(WWBT) - How much do you know about buying a new home? A Hopewell, VA couple found out they didn't know enough, and closing on their American dream quickly turned to a nightmare. So how do you keep it from happening to you?
Closing on a new home can take some time, but the couple hit the four-month mark before they decided something was terribly wrong.
"Won't return my calls. Doesn't fax me the right information that I request," Valerie Keffer said of the mortgage broker she and her husband found to handle the closing. "And I just feel like when we first started the numbers were a little lower, and now he's trying to go up on the interest rate."
As Keffer and her husband sifted through their documents, Valerie wanted to warn others not to make the same mistakes she did.
"The underwriting fee was high, and I also don't really understand the yield spread premium," she commented.
At the outset, the Keffers got a good faith esitmate, but without any signatures. She expected closing to take 45 days. That ended up being four months.
She says since they got started, fees and interest rates have gone up unexplained.
"The wire fee, $15. I asked him what that was for; he said that's for the bank to wire the money," Valerie said. "And I researched online, they don't even charge to wire the money."
Mia Morgan of Housing Opportunities Made Equal said, "There is no reason once a loan is approved that it should drag on for that long of a period."
She says that while some of the numbers seem a bit unusual, all the information does seem to be in order.
"They are supposed to give you a good faith estimate that will itemize all of your list of the fees and what the loan costs are to you," Morgan said.
And that's where a home buyer has to speak up.
"Ask questions," Morgan said. "If you don't understand, don't sign anything and just ask questions."
Morgan says the broker is supposed go through your estimate line by line, breaking down everything in detail.
"They're supposed to explain to you why you're paying it and where it's going," she added.

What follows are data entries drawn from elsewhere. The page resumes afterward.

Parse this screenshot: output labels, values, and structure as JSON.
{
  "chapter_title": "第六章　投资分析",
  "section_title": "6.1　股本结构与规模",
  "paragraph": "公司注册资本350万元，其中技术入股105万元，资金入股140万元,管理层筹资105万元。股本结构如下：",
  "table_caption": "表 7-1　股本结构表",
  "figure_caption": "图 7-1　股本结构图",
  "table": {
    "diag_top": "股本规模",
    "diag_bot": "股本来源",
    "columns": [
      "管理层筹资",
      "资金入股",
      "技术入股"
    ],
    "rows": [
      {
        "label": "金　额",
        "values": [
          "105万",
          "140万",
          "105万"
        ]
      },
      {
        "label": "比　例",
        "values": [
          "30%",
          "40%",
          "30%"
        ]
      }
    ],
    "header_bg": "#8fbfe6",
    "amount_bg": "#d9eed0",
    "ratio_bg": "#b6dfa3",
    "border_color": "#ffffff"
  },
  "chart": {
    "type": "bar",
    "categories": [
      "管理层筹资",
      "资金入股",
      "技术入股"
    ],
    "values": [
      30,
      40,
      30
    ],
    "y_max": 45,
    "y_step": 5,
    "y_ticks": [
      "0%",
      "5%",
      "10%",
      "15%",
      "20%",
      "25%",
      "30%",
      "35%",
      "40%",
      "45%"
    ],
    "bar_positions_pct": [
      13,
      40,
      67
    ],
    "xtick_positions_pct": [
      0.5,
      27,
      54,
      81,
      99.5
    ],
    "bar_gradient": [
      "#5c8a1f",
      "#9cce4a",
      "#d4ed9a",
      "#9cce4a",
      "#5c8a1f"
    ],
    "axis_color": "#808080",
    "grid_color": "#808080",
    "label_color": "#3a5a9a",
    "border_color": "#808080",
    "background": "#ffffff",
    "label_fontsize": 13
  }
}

Even then, Morgan suggests taking home documents that could tie up thousands of dollars to make sure you understand or to generate more questions before you commit money, or in Valerie's case, a lot of time
"Check out the mortgage lender, the mortgage loan officer and get referrals and make sure they're legitimate," she advised. "Check the Better Business Bureau and gets some references."
The Keffers did finally close on their house. It was more expensive than they later learned it had to be.